Thursday, 1 November 2007

From All Saints to All Souls' day.

Reformed Christians don't pray for the dead, nor do we pray to saints but at this time in the western liturgical calendar I recognise in myself an almost physical call to remember those who have died, friends, parishioners, family, aquaintances and "witnesses" from history. People whose lives continue to speak to me even though they themselves no longer can.
Until my close friend Yvonne Workman fell ill with cancer and then began to die I had almost never thought about the meaning of all souls' day. I was living in East Germany when the news reached me that her cancer was incurable, the Berlin wall had not yet fallen and I felt trapped by this personal tragedy, putting away the letter which spoke of death as if this could change her sentence.
A year later, two months before Yvonne died she preached and celebrated communion at Mansfield College chapel on all souls' day. I can still feel the radiance on her face as she preached and then broke bread and poured wine. Now this memory makes me smile with something like understanding - for many years it made my cheeks wet with tears. This seemingly not very Protestant festival gave her gave her confidence and trust in the future, it lent further meaning, strength and brightness to the remaining few weeks she had left. She too would be part of this mysterious crowd of all who have ever lived and be rememebered and celebrated on that day; through bread and wine and remembrance she would remain part of the feast. On that day in the early morning of the cold chapel I began to glimpse something like understanding of what communion of all the saints might be, for a moment I may even have really believed in life after death - and believe me for a rationalist, doubting Christian such as me this is quite something!

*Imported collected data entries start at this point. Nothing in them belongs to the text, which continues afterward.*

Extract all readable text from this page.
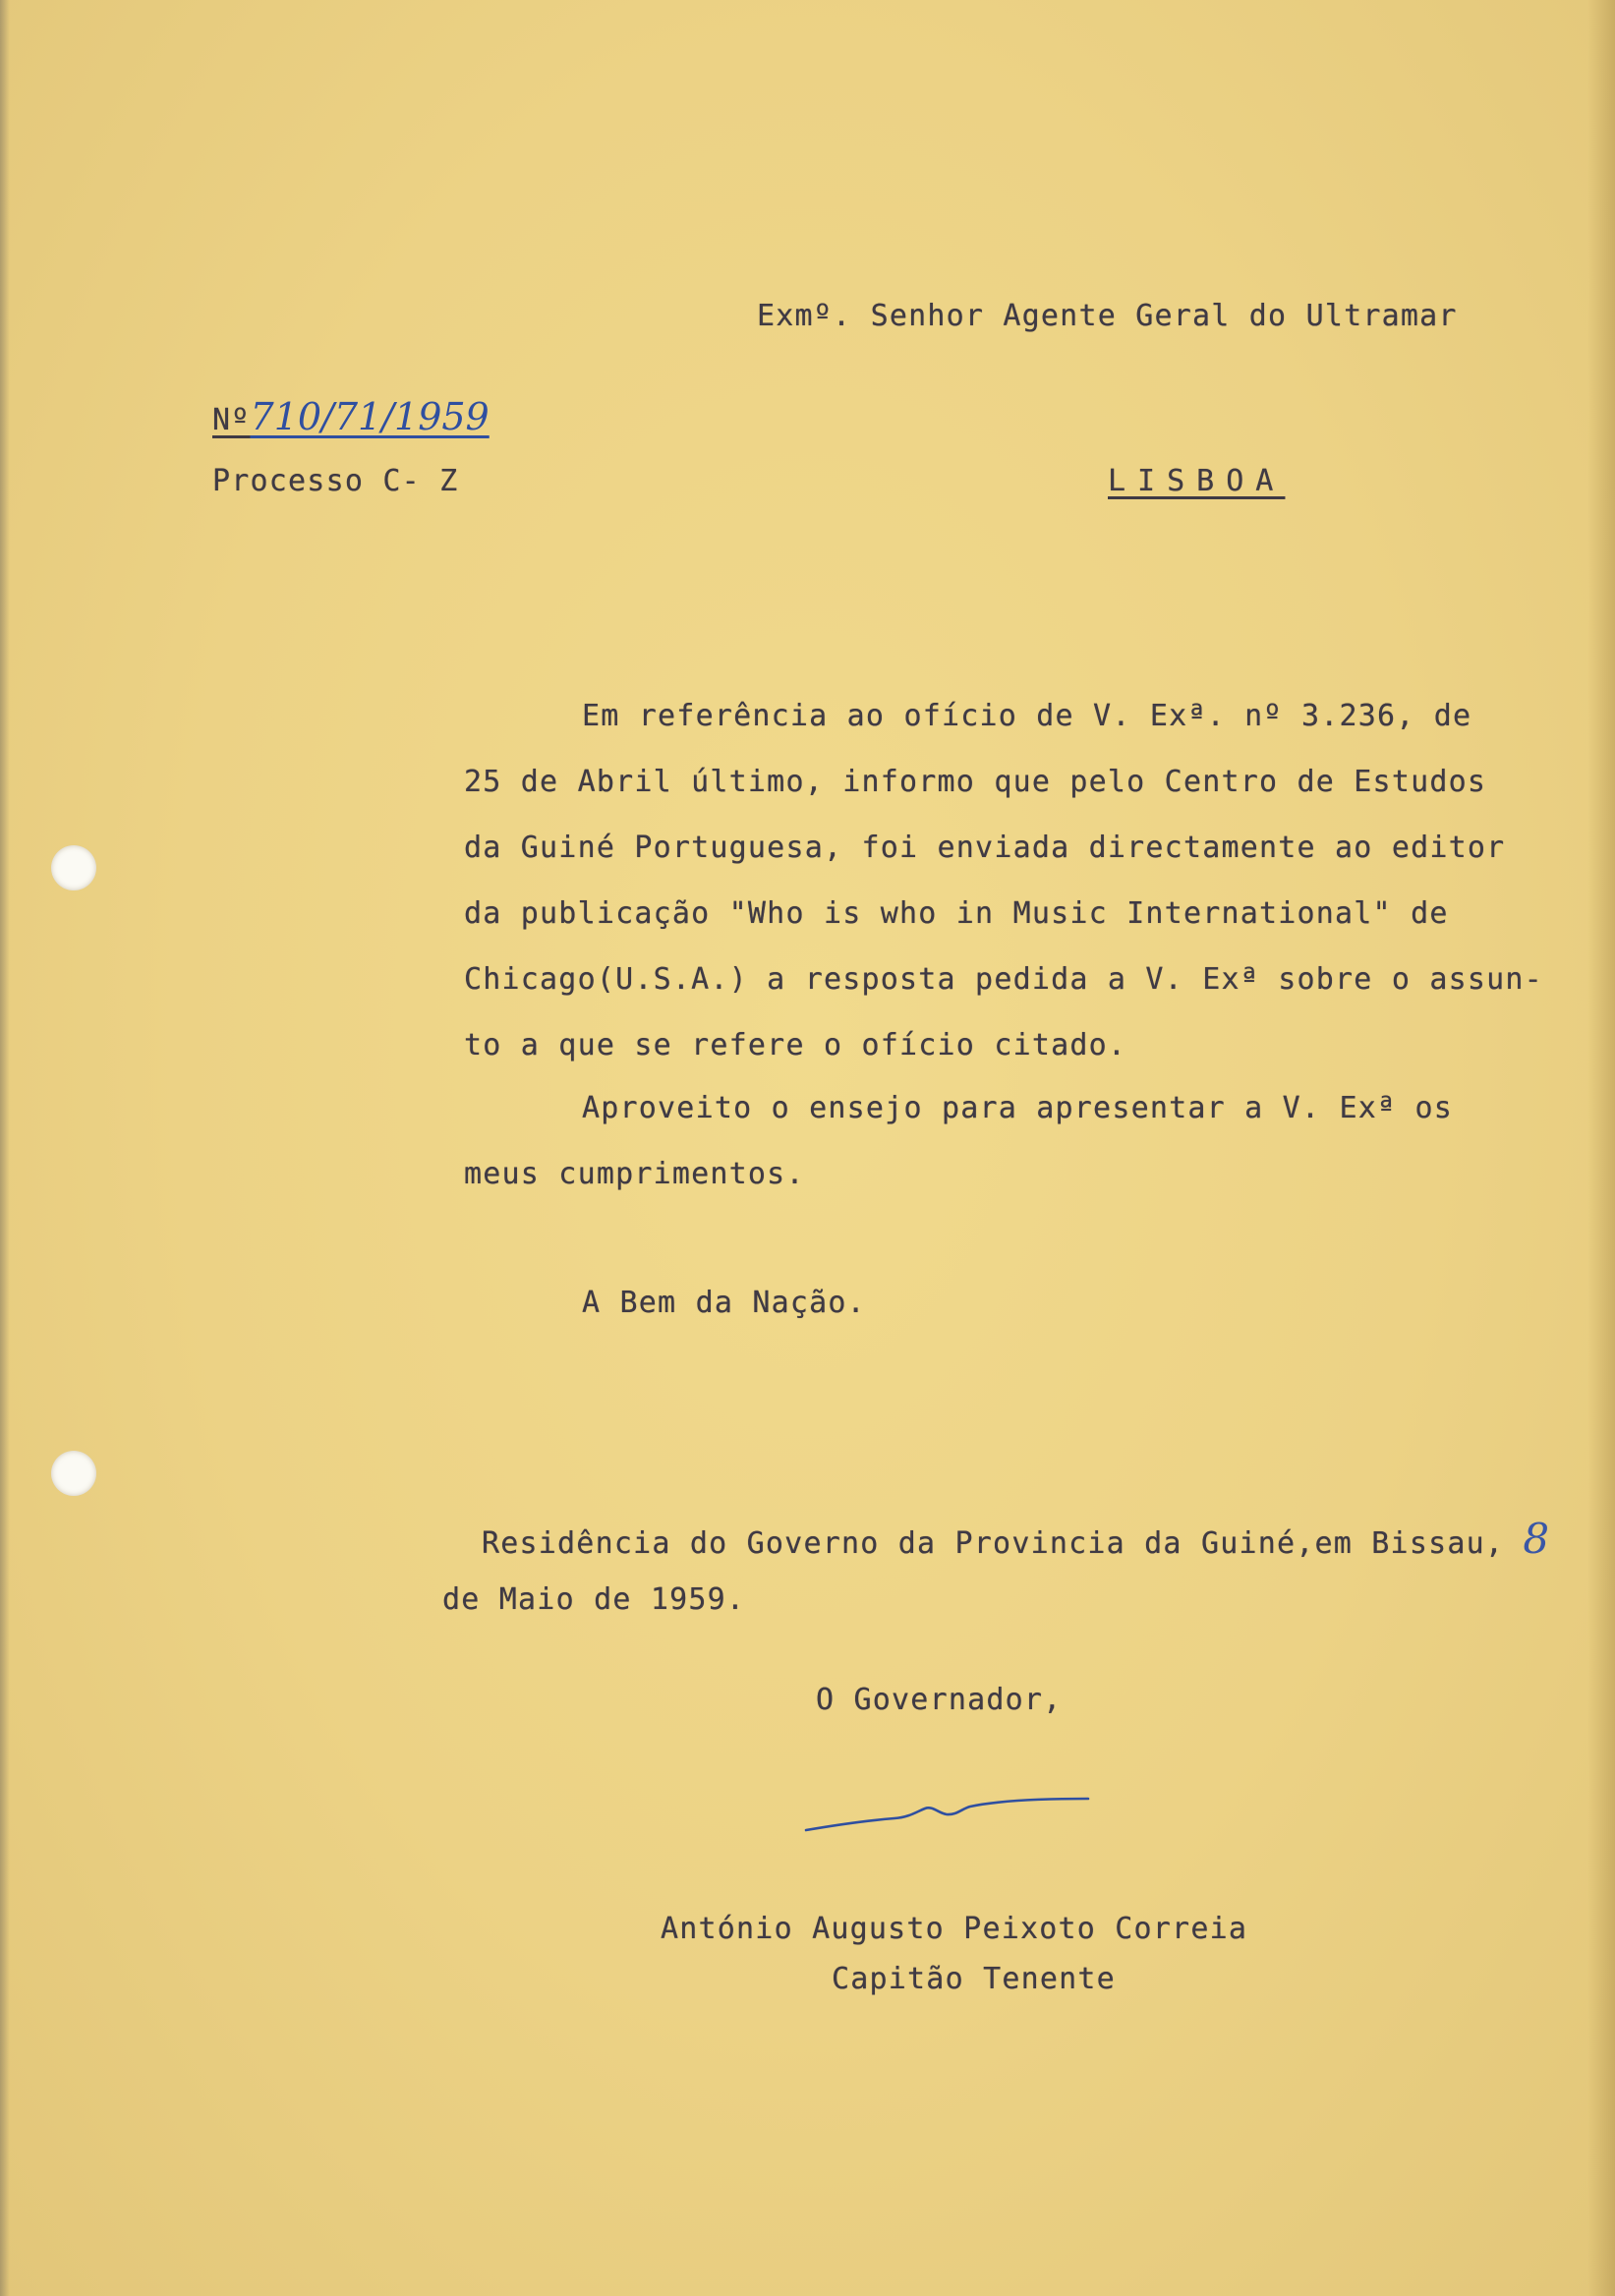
Exmº. Senhor Agente Geral do Ultramar
Nº710/71/1959
Processo C- Z	LISBOA
Em referência ao ofício de V. Exª. nº 3.236, de
25 de Abril último, informo que pelo Centro de Estudos
da Guiné Portuguesa, foi enviada directamente ao editor
da publicação "Who is who in Music International" de
Chicago(U.S.A.) a resposta pedida a V. Exª sobre o assun-
to a que se refere o ofício citado.
Aproveito o ensejo para apresentar a V. Exª os
meus cumprimentos.
A Bem da Nação.
Residência do Governo da Provincia da Guiné,em Bissau, 8
de Maio de 1959.
O Governador,
António Augusto Peixoto Correia
Capitão Tenente
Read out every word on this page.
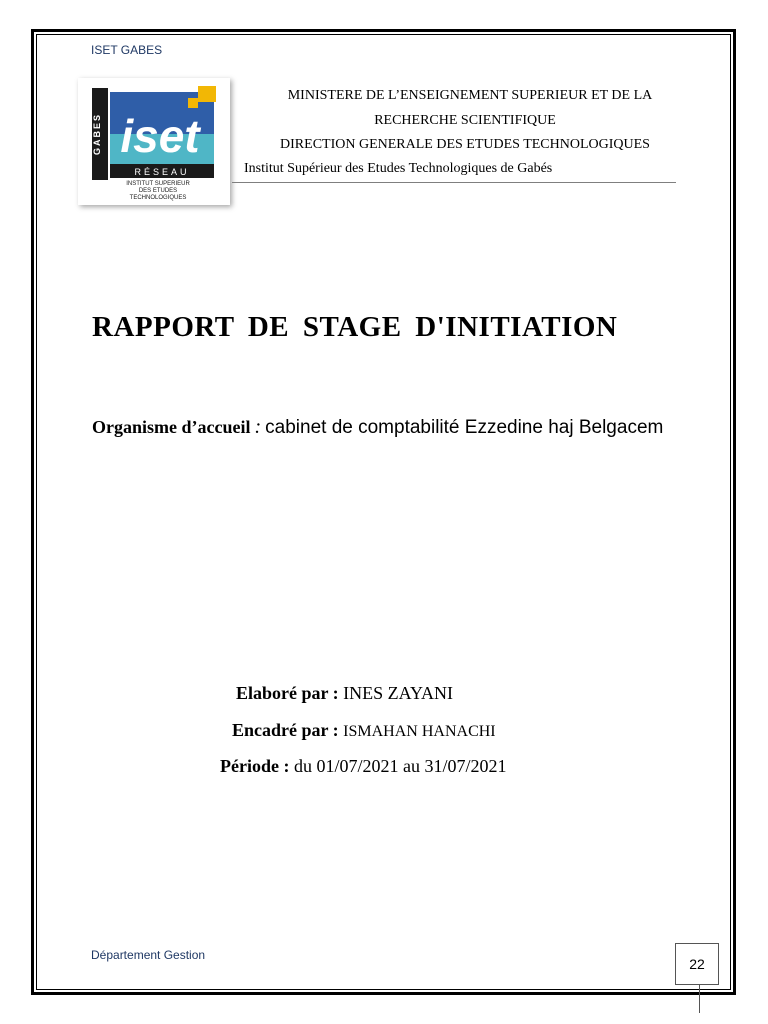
ISET GABES
GABES iset
RÉSEAU
INSTITUT SUPERIEUR
DES ETUDES
TECHNOLOGIQUES
MINISTERE DE L’ENSEIGNEMENT SUPERIEUR ET DE LA
RECHERCHE SCIENTIFIQUE
DIRECTION GENERALE DES ETUDES TECHNOLOGIQUES
Institut Supérieur des Etudes Technologiques de Gabés
RAPPORT DE STAGE D'INITIATION
Organisme d’accueil : cabinet de comptabilité Ezzedine haj Belgacem
Elaboré par : INES ZAYANI
Encadré par : ISMAHAN HANACHI
Période : du 01/07/2021 au 31/07/2021
Département Gestion
22
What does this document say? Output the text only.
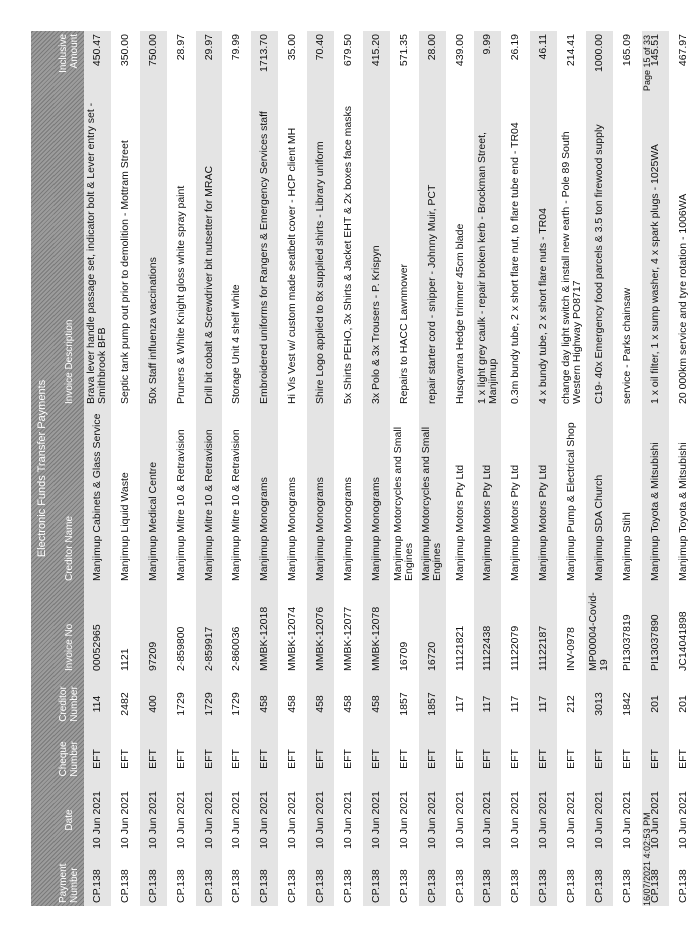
Electronic Funds Transfer Payments
Payment Number
Date
Cheque Number
Creditor Number
Invoice No
Creditor Name
Invoice Description
Inclusive Amount
CP.138
10 Jun 2021
EFT
114
00052965
Manjimup Cabinets & Glass Service
Brava lever handle passage set, indicator bolt & Lever entry set - Smithbrook BFB
450.47
CP.138
10 Jun 2021
EFT
2482
1121
Manjimup Liquid Waste
Septic tank pump out prior to demolition - Mottram Street
350.00
CP.138
10 Jun 2021
EFT
400
97209
Manjimup Medical Centre
50x Staff influenza vaccinations
750.00
CP.138
10 Jun 2021
EFT
1729
2-859800
Manjimup Mitre 10 & Retravision
Pruners & White Knight gloss white spray paint
28.97
CP.138
10 Jun 2021
EFT
1729
2-859917
Manjimup Mitre 10 & Retravision
Drill bit cobalt & Screwdriver bit nutsetter for MRAC
29.97
CP.138
10 Jun 2021
EFT
1729
2-860036
Manjimup Mitre 10 & Retravision
Storage Unit 4 shelf white
79.99
CP.138
10 Jun 2021
EFT
458
MMBK-12018
Manjimup Monograms
Embroidered uniforms for Rangers & Emergency Services staff
1713.70
CP.138
10 Jun 2021
EFT
458
MMBK-12074
Manjimup Monograms
Hi Vis Vest w/ custom made seatbelt cover - HCP client MH
35.00
CP.138
10 Jun 2021
EFT
458
MMBK-12076
Manjimup Monograms
Shire Logo applied to 8x supplied shirts - Library uniform
70.40
CP.138
10 Jun 2021
EFT
458
MMBK-12077
Manjimup Monograms
5x Shirts PEHO, 3x Shirts & Jacket EHT & 2x boxes face masks
679.50
CP.138
10 Jun 2021
EFT
458
MMBK-12078
Manjimup Monograms
3x Polo & 3x Trousers - P. Krispyn
415.20
CP.138
10 Jun 2021
EFT
1857
16709
Manjimup Motorcycles and Small Engines
Repairs to HACC Lawnmower
571.35
CP.138
10 Jun 2021
EFT
1857
16720
Manjimup Motorcycles and Small Engines
repair starter cord - snipper - Johnny Muir, PCT
28.00
CP.138
10 Jun 2021
EFT
117
11121821
Manjimup Motors Pty Ltd
Husqvarna Hedge trimmer 45cm blade
439.00
CP.138
10 Jun 2021
EFT
117
11122438
Manjimup Motors Pty Ltd
1 x light grey caulk - repair broken kerb - Brockman Street, Manjimup
9.99
CP.138
10 Jun 2021
EFT
117
11122079
Manjimup Motors Pty Ltd
0.3m bundy tube, 2 x short flare nut, to flare tube end - TR04
26.19
CP.138
10 Jun 2021
EFT
117
11122187
Manjimup Motors Pty Ltd
4 x bundy tube, 2 x short flare nuts - TR04
46.11
CP.138
10 Jun 2021
EFT
212
INV-0978
Manjimup Pump & Electrical Shop
change day light switch & install new earth - Pole 89 South Western Highway PO8717
214.41
CP.138
10 Jun 2021
EFT
3013
MP00004-Covid-19
Manjimup SDA Church
C19- 40x Emergency food parcels & 3.5 ton firewood supply
1000.00
CP.138
10 Jun 2021
EFT
1842
PI13037819
Manjimup Stihl
service - Parks chainsaw
165.09
CP.138
10 Jun 2021
EFT
201
PI13037890
Manjimup Toyota & Mitsubishi
1 x oil filter, 1 x sump washer, 4 x spark plugs - 1025WA
145.51
CP.138
10 Jun 2021
EFT
201
JC14041898
Manjimup Toyota & Mitsubishi
20 000km service and tyre rotation - 1006WA
467.97
16/07/2021 4:02:53 PM
Page 15 of 33
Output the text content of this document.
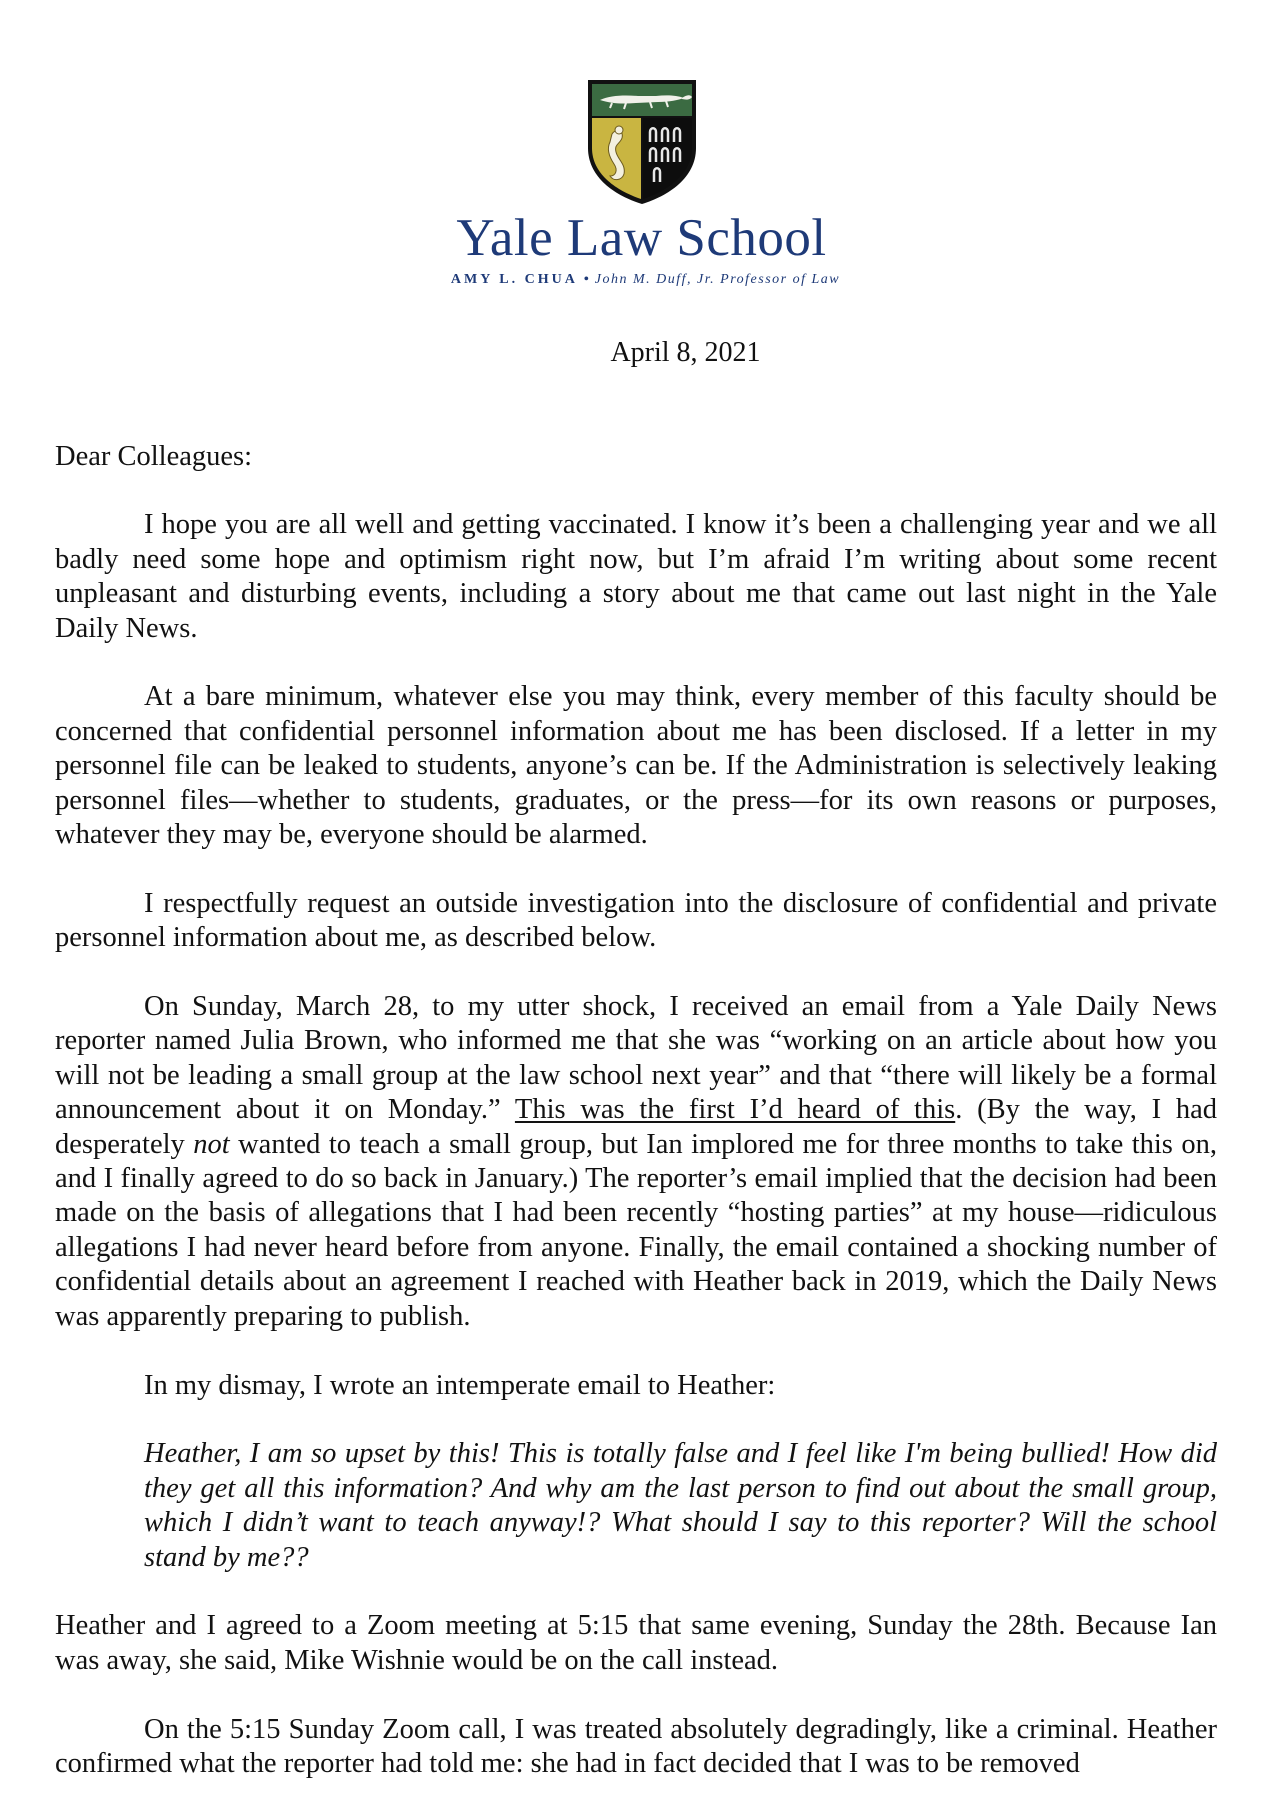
Yale Law School
AMY L. CHUA • John M. Duff, Jr. Professor of Law
April 8, 2021

Dear Colleagues:

I hope you are all well and getting vaccinated. I know it’s been a challenging year and we all badly need some hope and optimism right now, but I’m afraid I’m writing about some recent unpleasant and disturbing events, including a story about me that came out last night in the Yale Daily News.

At a bare minimum, whatever else you may think, every member of this faculty should be concerned that confidential personnel information about me has been disclosed. If a letter in my personnel file can be leaked to students, anyone’s can be. If the Administration is selectively leaking personnel files—whether to students, graduates, or the press—for its own reasons or purposes, whatever they may be, everyone should be alarmed.

I respectfully request an outside investigation into the disclosure of confidential and private personnel information about me, as described below.

On Sunday, March 28, to my utter shock, I received an email from a Yale Daily News reporter named Julia Brown, who informed me that she was “working on an article about how you will not be leading a small group at the law school next year” and that “there will likely be a formal announcement about it on Monday.” This was the first I’d heard of this. (By the way, I had desperately not wanted to teach a small group, but Ian implored me for three months to take this on, and I finally agreed to do so back in January.) The reporter’s email implied that the decision had been made on the basis of allegations that I had been recently “hosting parties” at my house—ridiculous allegations I had never heard before from anyone. Finally, the email contained a shocking number of confidential details about an agreement I reached with Heather back in 2019, which the Daily News was apparently preparing to publish.

In my dismay, I wrote an intemperate email to Heather:

Heather, I am so upset by this! This is totally false and I feel like I'm being bullied! How did they get all this information? And why am the last person to find out about the small group, which I didn’t want to teach anyway!? What should I say to this reporter? Will the school stand by me??

Heather and I agreed to a Zoom meeting at 5:15 that same evening, Sunday the 28th. Because Ian was away, she said, Mike Wishnie would be on the call instead.

On the 5:15 Sunday Zoom call, I was treated absolutely degradingly, like a criminal. Heather confirmed what the reporter had told me: she had in fact decided that I was to be removed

Christ the Lord is risen today, Alleluia, we sang that day as she radiated hope and joy.

Yvonne died just after the feast of epiphany. The tiny United Reformed Church in Wheatley was packed for her funeral, Richard Harries, the Bishop of Oxford who had preached at her ordination had to stand in the church kitchen.

Christ the Lord is risen today, Alleluia, we sang again at the funeral.

This week I learnt with real sadness that Grace Jantzen had died last year. She and Yvonne had been close friends in London. I met her at the funeral, we led the prayers together, wept together and exchanged letters afterwards about singing alleluia - which she didn't like much. I don't know whether she was already a Quaker by then. Looking belatedly at her obituaries I'm really interested in her idea that Christians should be less obsessed with death and more committed to life - less mortal more natal. A feisty, feminist and profound philosophical theology from a woman who despite knowing cancer early in her own life challenges Christians to live, to live, to live. In memory of her, in memory of Yvonne and in celebration of their great intellects I shall buy Death and the Displacement of Beauty, part one of what should have been Grace's 6 volume opus.
The dead still speak to me of remembrance and living life to the full. I suspect this is what Mexicans have been doing on the Day of the Dead for many generations.

1 Comment:

Unknown said...

Thanks, Jane. You echo my feelings. We live in a continuum with those who have already passed this way. One year, "au Desert", I realised that I had indeed been accepted into the great family of Reformees (the year of the first female predicateur (predicateuse?) there) and that I felt an indissoluble link with my predecessors in that Family. Even more so than as a Congregationalist always conscious of our history.